How to obtain (prove) 5-stencil formula for 2nd derivative?

For more familiar notation, I write e.g. $x\pm h$ instead of $x \pm dh$ as in your question.

Accounting for typos (please see @ChristianBlatter 's comment on your question), note that the Taylor expansions you wrote out imply the following:

$$16 f(x+h) + 16 f(x-h) = 32 f(x) + 16 h^2 f''(x)$$

and

$$f(x+2h) + f(x-2h) = 2f(x) + 4 h^2 f''(x).$$

Subtracting the second equation from the first yields

$$16 f(x+h) + 16 f(x-h) - f(x+2h) - f(x-2h) = 30 f(x) - 12 h^2 f''(x),$$

which can be solved for $f''(x)$ by moving $30 f(x)$ to the other side and dividing by $12 h^2$. We get

$$f''(x) = \frac{16 f(x+h) + 16f(x-h) - 30 f(x) - f(x-2h) - f(x+2h)}{12 h^2},$$

which is perhaps that which you were looking for...

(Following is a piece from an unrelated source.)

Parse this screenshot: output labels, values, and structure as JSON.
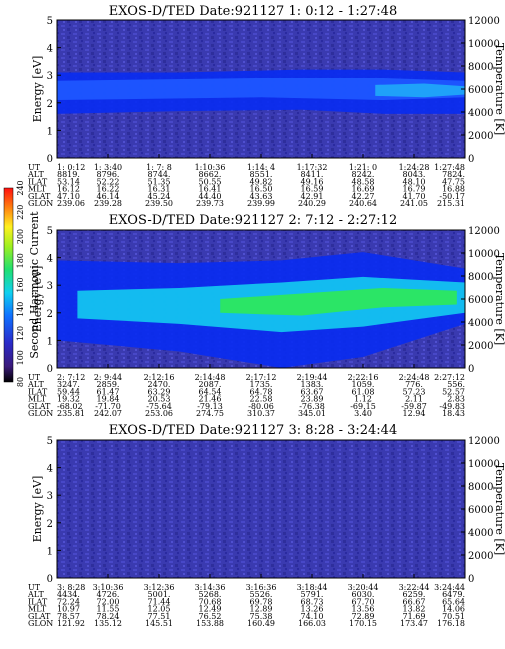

You are on the right track, but you need to take the Taylor series up to the term in $h^4$. Add the series for $f(x+h)$ to the one for $f(x-h)$, which cancels the terms in $h$ and $h^3$, to obtain an expression involving only even powers of $h$. Do the same for the series for $f(x+2h)$ and $f(x-2h)$ to get another expression involving $h^2$ and $h^4$. Now take $16$ times the first expression from the latter one to eliminate $h^4$, and rearrange algebraically to get the required result.

This method shows that the result is accurate up to the fourth order of Taylor approximation. You could get the same result by choosing suitable linear combinations of the second-order approximations, but that wouldn't demonstrate that the accuracy is any better than second-order.